The expanding social commerce ecosystem is full of opportunity for brands, social platforms, and developers alike. Brands and influencers should focus their efforts on discovering which product categories are ripe for social commerce as well as tracking cultural shifts in user behaviors and buying preferences.
The creator economy—and the content influencers produce and post—has increased media consumption on social platforms overall, making these platforms ideal channels for brands to capture potential customers where they are already spending their time. Identifying and activating an inclusive cohort of influencers, who not only represent the brand but can relate to and connect with ideal customers, could thus be central to cracking the social commerce code.14
In addition, brands can benefit by utilizing social advertising’s hypertargeted and personalized features. Social media algorithms that determine which ads are displayed in a user’s feed can be highly effective, drawing on billions of data points and powerful analytics to understand consumers and their needs. More than four in 10 consumers surveyed across the United States, the United Kingdom, Germany, Brazil, and Japan say they see ads on social media for things they have been looking for.15 Launching novel social shopping experiences, such as livestreamed events (already highly successful in China)16 or augmented reality–powered try-ons, could also be key.
Most social platforms are already benefiting from influencers’ success in reaching and selling to their audiences: the platform gains new avenues for monetization, and it retains users who are captivated by influencer content. These platforms, as well as technology developers, can seek to further cash in by building infrastructures and capabilities that support fully integrated, intuitive shopping and payment experiences—not just on social media, but on streaming video platforms, gaming services, music and podcast services, and just about everywhere else in the future metaverse.
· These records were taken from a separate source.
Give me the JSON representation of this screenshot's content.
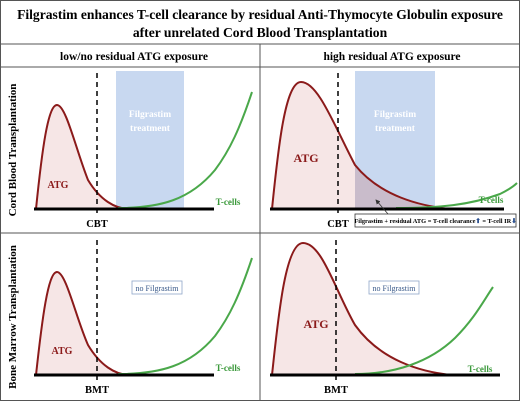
{
  "title": {
    "line1": "Filgrastim enhances T-cell clearance by residual Anti-Thymocyte Globulin exposure",
    "line2": "after unrelated Cord Blood Transplantation"
  },
  "columns": [
    {
      "label": "low/no residual ATG exposure"
    },
    {
      "label": "high residual ATG exposure"
    }
  ],
  "rows": [
    {
      "label": "Cord Blood Transplantation"
    },
    {
      "label": "Bone Marrow Transplantation"
    }
  ],
  "panels": {
    "cb_low": {
      "atg_label": "ATG",
      "tcell_label": "T-cells",
      "time_label": "CBT",
      "treatment_label": [
        "Filgrastim",
        "treatment"
      ]
    },
    "cb_high": {
      "atg_label": "ATG",
      "tcell_label": "T-cells",
      "time_label": "CBT",
      "treatment_label": [
        "Filgrastim",
        "treatment"
      ],
      "note": {
        "prefix": "Filgrastim + residual ATG = T-cell clearance",
        "suffix": " = T-cell IR",
        "up": "⬆",
        "down": "⬇"
      }
    },
    "bm_low": {
      "atg_label": "ATG",
      "tcell_label": "T-cells",
      "time_label": "BMT",
      "no_treatment_label": "no Filgrastim"
    },
    "bm_high": {
      "atg_label": "ATG",
      "tcell_label": "T-cells",
      "time_label": "BMT",
      "no_treatment_label": "no Filgrastim"
    }
  },
  "colors": {
    "atg_line": "#8b1a1a",
    "atg_fill": "#f6e6e6",
    "tcell_line": "#4aa84a",
    "treatment_box": "#c8d8f0",
    "overlap_fill": "#c9bccb",
    "border": "#555555"
  }
}
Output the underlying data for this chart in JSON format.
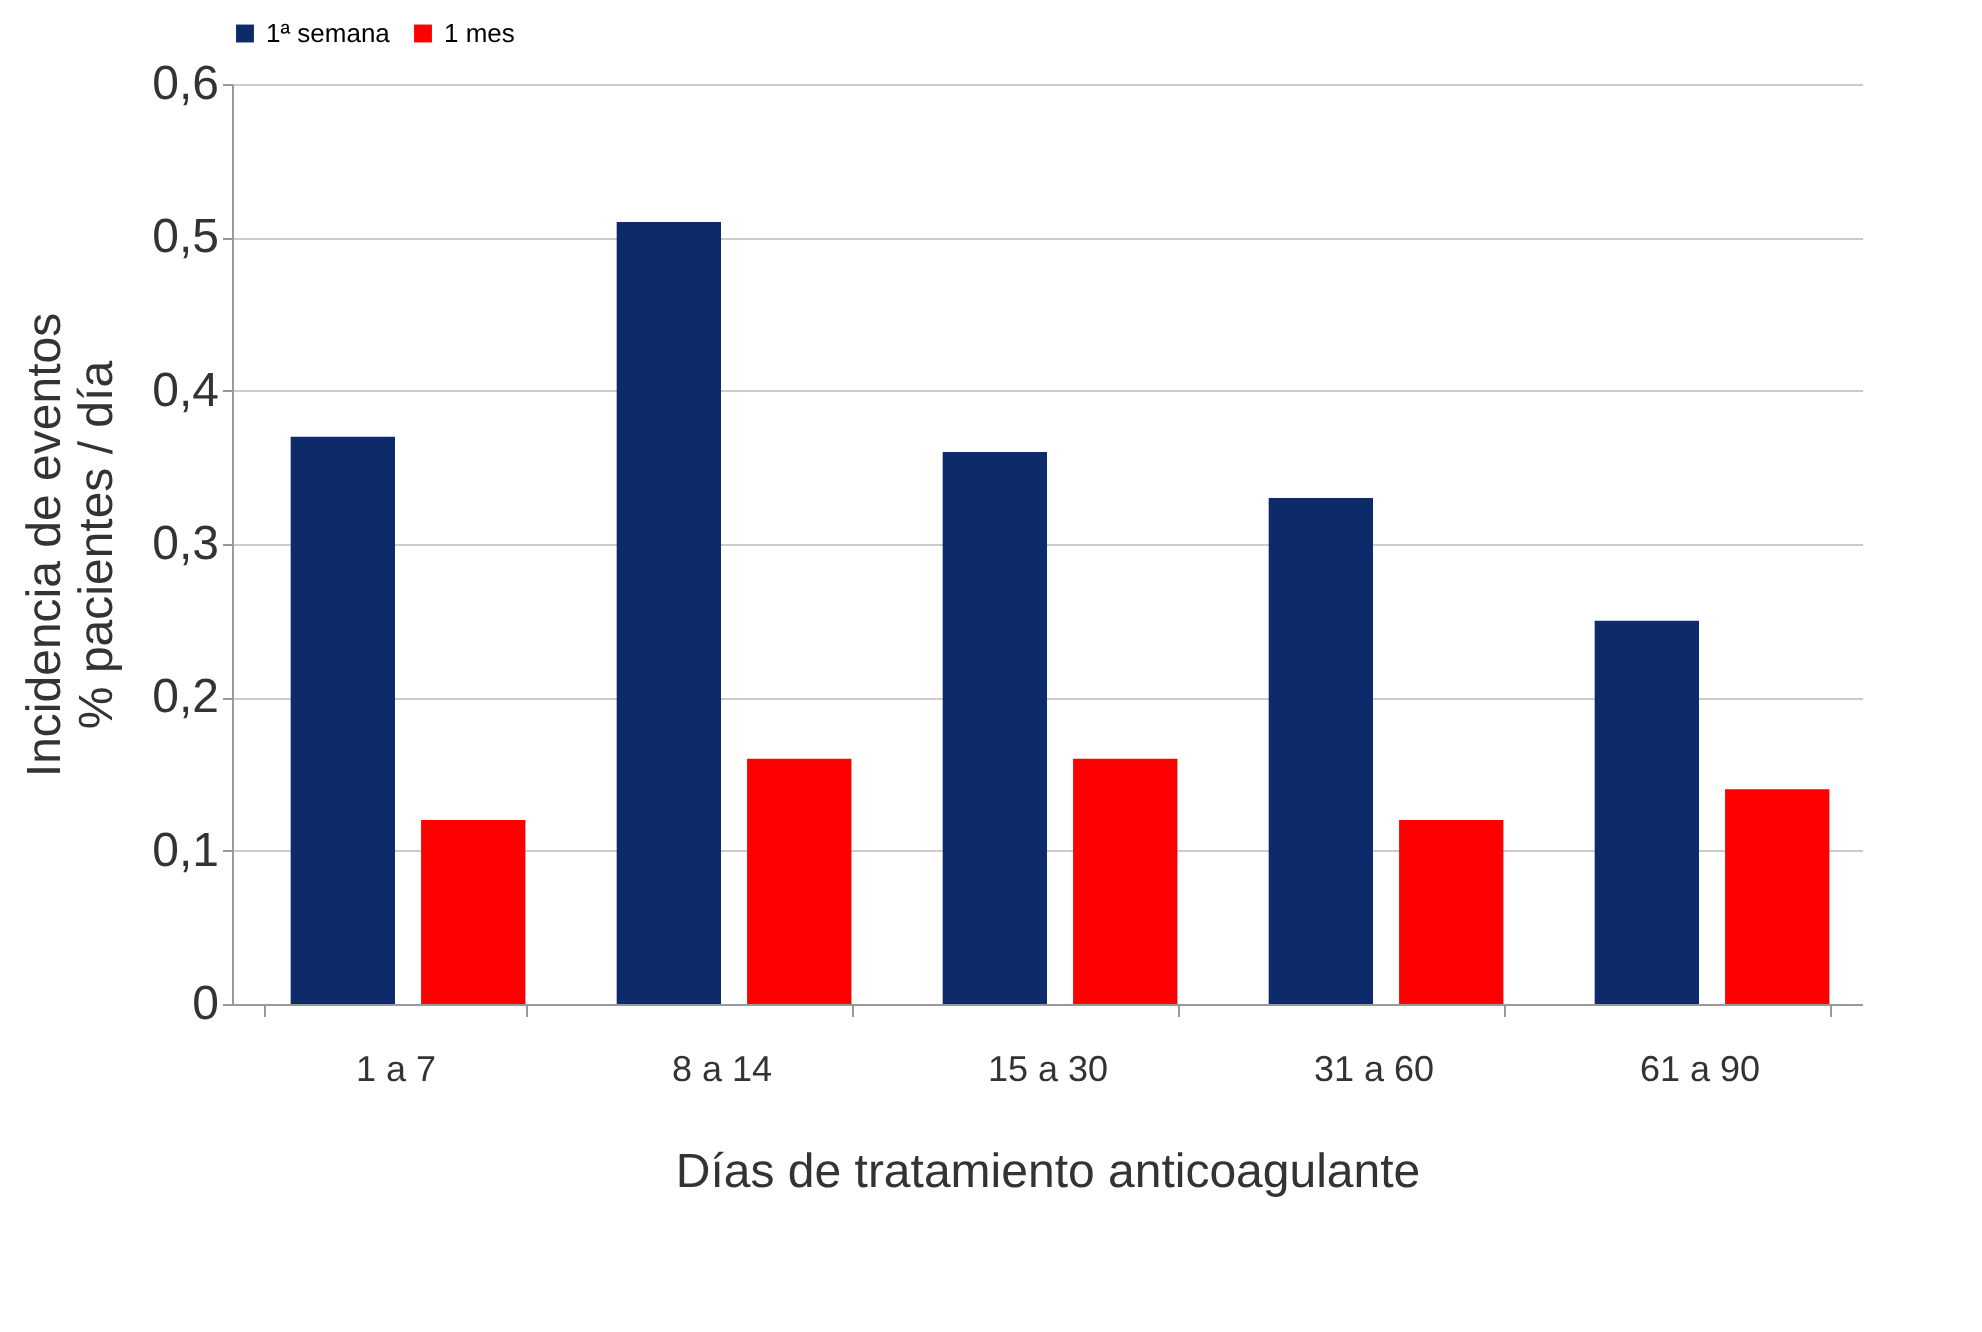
{
  "chart_data": {
    "type": "bar",
    "xlabel": "Días de tratamiento anticoagulante",
    "ylabel": "Incidencia de eventos\n% pacientes / día",
    "categories": [
      "1 a 7",
      "8 a 14",
      "15 a 30",
      "31 a 60",
      "61 a 90"
    ],
    "series": [
      {
        "name": "1ª semana",
        "color": "#0d2a6b",
        "values": [
          0.37,
          0.51,
          0.36,
          0.33,
          0.25
        ]
      },
      {
        "name": "1 mes",
        "color": "#ff0000",
        "values": [
          0.12,
          0.16,
          0.16,
          0.12,
          0.14
        ]
      }
    ],
    "ylim": [
      0,
      0.6
    ],
    "yticks": [
      0,
      {
        "value": 0.1,
        "label": "0,1"
      },
      {
        "value": 0.2,
        "label": "0,2"
      },
      {
        "value": 0.3,
        "label": "0,3"
      },
      {
        "value": 0.4,
        "label": "0,4"
      },
      {
        "value": 0.5,
        "label": "0,5"
      },
      {
        "value": 0.6,
        "label": "0,6"
      }
    ],
    "grid": "y",
    "legend": "top"
  }
}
As social commerce evolves globally through continued experimentation and by looking to more mature markets for guidance, it has the opportunity to draft the blueprint for the broader shoppable media landscape, making new products easier to find, simpler to pay for, and quicker to buy across digital experiences. Looking beyond 2023, most digital experiences are expected to be considered “shoppable,” and the same tap-to-purchase behavior available on social media platforms will likely be possible with other online services, too. Imagine watching a cooking show on a streaming video service. Just pause, select the recipe, add the items to your virtual grocery cart, select a delivery time, use mobile payment, wait for the doorbell to ring—and voila! Dinner is served.